Nor did the District Court err by relying on Ryan’s testimony to assess and
calculate damages. Under Pennsylvania law, “damages are speculative only if the
uncertainty concerns the fact of damages rather than the amount.” Logan v. Mirror
Printing Co. of Altoona, 600 A.2d 225, 227 (Pa. Super. Ct. 1991) (quotation marks
omitted) (emphasis in original). Evidence of damages only needs to be proved “with
reasonable certainty” and may “consist of probabilities and inferences.” Bailets v. Pa.
5 Tpk. Comm’n, 181 A.3d 324, 336 (Pa. 2018). Here, no one doubts the Gruvers suffered
damages. The District Court used a “reasonable method of calculating the Gruver’s loss”
with as great a degree of certainty as possible given the circumstances. In re Gruver,
2022 WL 1500695, at *13.
Third, the District Court did not err by declining to set off its damages award
against approximately $37,000 of insurance proceeds held in escrow for the Gruvers.
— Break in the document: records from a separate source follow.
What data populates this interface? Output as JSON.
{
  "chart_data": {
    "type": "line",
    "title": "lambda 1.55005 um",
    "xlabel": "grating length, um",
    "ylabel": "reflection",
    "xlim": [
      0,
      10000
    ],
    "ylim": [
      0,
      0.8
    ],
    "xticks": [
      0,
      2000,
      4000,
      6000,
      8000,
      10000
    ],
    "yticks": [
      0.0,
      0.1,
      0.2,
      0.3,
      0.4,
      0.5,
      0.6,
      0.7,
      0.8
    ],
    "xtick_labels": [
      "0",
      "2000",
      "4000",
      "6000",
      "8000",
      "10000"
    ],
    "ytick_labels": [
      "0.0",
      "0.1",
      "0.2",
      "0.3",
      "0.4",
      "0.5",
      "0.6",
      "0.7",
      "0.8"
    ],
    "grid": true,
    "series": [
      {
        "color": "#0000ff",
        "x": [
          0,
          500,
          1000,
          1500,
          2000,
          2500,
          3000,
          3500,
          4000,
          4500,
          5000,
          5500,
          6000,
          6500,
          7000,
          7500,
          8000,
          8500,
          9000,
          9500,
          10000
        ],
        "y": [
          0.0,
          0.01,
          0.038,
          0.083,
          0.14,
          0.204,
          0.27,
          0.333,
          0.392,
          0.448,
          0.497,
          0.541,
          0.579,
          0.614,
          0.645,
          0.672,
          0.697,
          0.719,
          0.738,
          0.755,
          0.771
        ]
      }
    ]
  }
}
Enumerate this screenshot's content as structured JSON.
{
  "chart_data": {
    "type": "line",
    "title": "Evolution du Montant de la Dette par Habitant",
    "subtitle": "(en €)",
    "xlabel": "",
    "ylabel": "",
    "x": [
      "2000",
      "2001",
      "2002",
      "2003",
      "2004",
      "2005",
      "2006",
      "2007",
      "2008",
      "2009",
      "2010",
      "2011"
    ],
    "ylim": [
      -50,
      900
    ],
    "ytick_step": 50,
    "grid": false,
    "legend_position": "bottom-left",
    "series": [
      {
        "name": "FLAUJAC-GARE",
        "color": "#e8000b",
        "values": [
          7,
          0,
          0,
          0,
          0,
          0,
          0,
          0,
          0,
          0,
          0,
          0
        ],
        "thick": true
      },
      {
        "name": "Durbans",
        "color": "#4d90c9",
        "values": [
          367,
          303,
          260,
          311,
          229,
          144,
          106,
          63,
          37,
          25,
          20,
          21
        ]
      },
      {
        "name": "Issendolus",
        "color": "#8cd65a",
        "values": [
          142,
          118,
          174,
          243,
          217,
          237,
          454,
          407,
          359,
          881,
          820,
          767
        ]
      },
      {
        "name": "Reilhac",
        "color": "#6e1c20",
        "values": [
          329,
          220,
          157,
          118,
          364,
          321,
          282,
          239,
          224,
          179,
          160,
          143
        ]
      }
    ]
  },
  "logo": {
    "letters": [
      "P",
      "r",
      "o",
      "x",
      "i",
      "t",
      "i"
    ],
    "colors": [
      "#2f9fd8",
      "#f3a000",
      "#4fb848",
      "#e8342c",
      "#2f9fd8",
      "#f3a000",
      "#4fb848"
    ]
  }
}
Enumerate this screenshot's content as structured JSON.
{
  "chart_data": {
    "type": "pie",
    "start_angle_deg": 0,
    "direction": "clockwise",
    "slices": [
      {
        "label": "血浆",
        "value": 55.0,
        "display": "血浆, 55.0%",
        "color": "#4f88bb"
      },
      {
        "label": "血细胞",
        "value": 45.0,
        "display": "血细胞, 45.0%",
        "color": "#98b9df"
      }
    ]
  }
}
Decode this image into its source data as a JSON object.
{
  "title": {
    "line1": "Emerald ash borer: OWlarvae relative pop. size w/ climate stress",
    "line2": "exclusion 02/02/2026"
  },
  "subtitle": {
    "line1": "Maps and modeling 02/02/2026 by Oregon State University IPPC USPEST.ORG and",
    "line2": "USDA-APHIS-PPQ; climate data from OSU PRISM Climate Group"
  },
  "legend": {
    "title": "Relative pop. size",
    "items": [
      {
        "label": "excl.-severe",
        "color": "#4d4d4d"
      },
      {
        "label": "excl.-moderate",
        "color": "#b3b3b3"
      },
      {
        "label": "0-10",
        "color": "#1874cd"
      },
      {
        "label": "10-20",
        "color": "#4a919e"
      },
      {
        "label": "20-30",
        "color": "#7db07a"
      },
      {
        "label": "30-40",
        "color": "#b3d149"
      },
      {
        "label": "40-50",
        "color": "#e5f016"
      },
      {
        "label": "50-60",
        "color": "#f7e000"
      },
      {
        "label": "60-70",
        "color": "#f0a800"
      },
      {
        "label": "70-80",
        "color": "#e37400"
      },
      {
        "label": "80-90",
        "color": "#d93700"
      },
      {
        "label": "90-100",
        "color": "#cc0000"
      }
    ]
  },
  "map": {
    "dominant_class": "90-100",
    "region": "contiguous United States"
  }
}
Appellants argue the Bankruptcy Court essentially worked a windfall for the Gruvers by
awarding damages intended to make them whole on top of a free $37,000 for future
construction. But the Gruvers are not so fortunate. The District Court adopted the
Bankruptcy Court’s factual finding that the Gruvers likely “will be required to pay
amounts in excess of the contract price in order to properly restore their home,” in part
due to water damage caused by FireTech’s breach. Id. at *15 n.4. So remitting the funds
in escrow to the Gruvers on top of awarding them damages is hardly inequitable—the
damages from the adversary proceeding will make them whole on their contract claims
and compensate for statutory violations, and they can put the $37,000 toward “the full
restoration of their house.” Id. at *15.
Finally, Appellants challenge the District Court’s decision to hold Robert Kincaid
personally liable for the Home Improvement Consumer Protection Act (HICPA) and
Unfair Trade Practices and Consumer Protection Law (UTPCPL) claims. They contend
that “at no time was any claim made directly against” Kincaid—aside from the dismissed
tortious-interference claim—and that holding Kincaid individually liable under HICPA
and UTPCPL was not only improper but violated due process. Opening Br. 15–16.
6 Appellants are incorrect that the Gruvers did not bring any claims against Kincaid
personally; the operative complaint sets forth the HICPA and UTPCPL causes of action
under the heading “Claims Against FireTech and Randy Kincaid.” In re Gruver, 2022
WL 1500695, at *15. So here, too, we see no error on the part of the District Court.
III. CONCLUSION
For the foregoing reasons, we will affirm.